Flavia still relies on her bicycle Gladys to get around between home and the village of Bishop Lacey, and on an errand for Cynthia, the vicar's wife, she discovers a dead body in peculiar circumstances. As she is alone and not pressed for time, she takes the time for a careful inspection of the body and its environs, both of which will help her as she works toward the solution to this crime.
Twice Flavia ventures up to London in search of information, and one of her Canadian friends assists her on that end of things, providing some adult guidance and expertise in some areas.
Flavia also makes use of the telephone to gather information using subterfuge to deal with suspected eavesdroppers. Flavia has matured some here.
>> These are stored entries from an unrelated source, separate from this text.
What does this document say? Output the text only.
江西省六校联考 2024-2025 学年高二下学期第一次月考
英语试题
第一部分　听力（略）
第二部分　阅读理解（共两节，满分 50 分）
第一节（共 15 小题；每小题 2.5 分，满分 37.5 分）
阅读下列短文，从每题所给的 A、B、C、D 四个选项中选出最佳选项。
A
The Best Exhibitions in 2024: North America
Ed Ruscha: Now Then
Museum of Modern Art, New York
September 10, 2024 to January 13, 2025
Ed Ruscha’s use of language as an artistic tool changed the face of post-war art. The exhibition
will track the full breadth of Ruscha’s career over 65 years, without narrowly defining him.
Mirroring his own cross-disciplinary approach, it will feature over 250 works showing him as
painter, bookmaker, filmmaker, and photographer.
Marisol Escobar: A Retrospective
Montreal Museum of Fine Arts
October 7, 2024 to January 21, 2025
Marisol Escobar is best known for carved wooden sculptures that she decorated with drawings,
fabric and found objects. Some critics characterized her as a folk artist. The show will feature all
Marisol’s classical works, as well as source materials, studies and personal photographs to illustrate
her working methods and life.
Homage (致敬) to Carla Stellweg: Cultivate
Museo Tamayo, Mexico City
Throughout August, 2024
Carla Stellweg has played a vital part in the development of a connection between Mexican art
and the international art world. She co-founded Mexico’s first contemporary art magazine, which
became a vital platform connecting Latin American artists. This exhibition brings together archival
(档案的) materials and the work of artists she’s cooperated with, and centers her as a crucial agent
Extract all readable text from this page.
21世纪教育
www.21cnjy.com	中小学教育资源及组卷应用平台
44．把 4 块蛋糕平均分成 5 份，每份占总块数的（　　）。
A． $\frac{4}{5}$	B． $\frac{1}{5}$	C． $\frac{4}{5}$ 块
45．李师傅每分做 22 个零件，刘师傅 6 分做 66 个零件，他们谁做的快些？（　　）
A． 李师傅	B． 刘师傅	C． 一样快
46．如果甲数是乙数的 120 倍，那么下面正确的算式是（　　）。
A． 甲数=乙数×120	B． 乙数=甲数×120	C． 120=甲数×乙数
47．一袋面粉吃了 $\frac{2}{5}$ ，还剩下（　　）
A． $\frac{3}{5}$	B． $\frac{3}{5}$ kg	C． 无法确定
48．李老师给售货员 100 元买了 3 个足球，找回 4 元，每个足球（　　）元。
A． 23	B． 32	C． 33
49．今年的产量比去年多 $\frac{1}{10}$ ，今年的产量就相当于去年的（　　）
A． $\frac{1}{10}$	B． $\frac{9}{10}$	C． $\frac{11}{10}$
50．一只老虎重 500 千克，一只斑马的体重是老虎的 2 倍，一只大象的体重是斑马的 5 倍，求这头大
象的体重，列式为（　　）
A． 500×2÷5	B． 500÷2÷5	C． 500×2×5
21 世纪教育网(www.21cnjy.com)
She is less likely to blurt things out, thinks about how others may react to what she says, and generally is more polite in company than she was previously. She is also more independent, perhaps gained confidence from her solo sojourn to Canada in the previous book.
Things are changing in Flavia's life, and as Dogger says early in the book, not necessarily for the better. I look forward to seeing how Flavia deals with the new challenges this book leaves her with.

Tuesday, 11 October 2016

Memoirs of a Mongol without a Pony

Finished October 11
Memoirs of a Mongol without a Pony by R. G. Stern

This memoir was dictated to his father by Shane Stern, a man born with Down's Syndrome. Shane tells us his life story from his earliest memories in Florida through moves to Minneapolis, San Francisco, Philadelphia, and most recently Tucson. Shane is a happy person, looking for things that interest him, and game for a try at most activities. His mother is an artist, and his father a doctor, and through them he has been exposed to many wonderful opportunities to meet a range of people. But Shane is also a friendly and outgoing person unafraid of strangers, approaching each of them as a potential friend. From a young age, he was interested in sports, spending hours engaged in physical activity such as basketball, swimming, and gymnastics, giving him an interest in others engaged in the same activities. He analyzes activities and figures out for himself the best way to go about doing them for himself, from bowling to sweeping. He is a particular fan of the Temple basketball team, and has a longstanding superfan notoriety with them. He also is non judgemental, expecting people to behave well, and thus often leading them to behaviour well. However, he is capable of mischief, and has a fondness for swearing, along with a good sense of humour.
He makes friends wherever he goes from inner city schools to sports events to art galleries. He looks for the fun in life and therefore usually finds some. I like his attitude.
His life story, thus far, is filled with wonderful friends, a vast array of experiences others would envy, and love and caring from friends and family.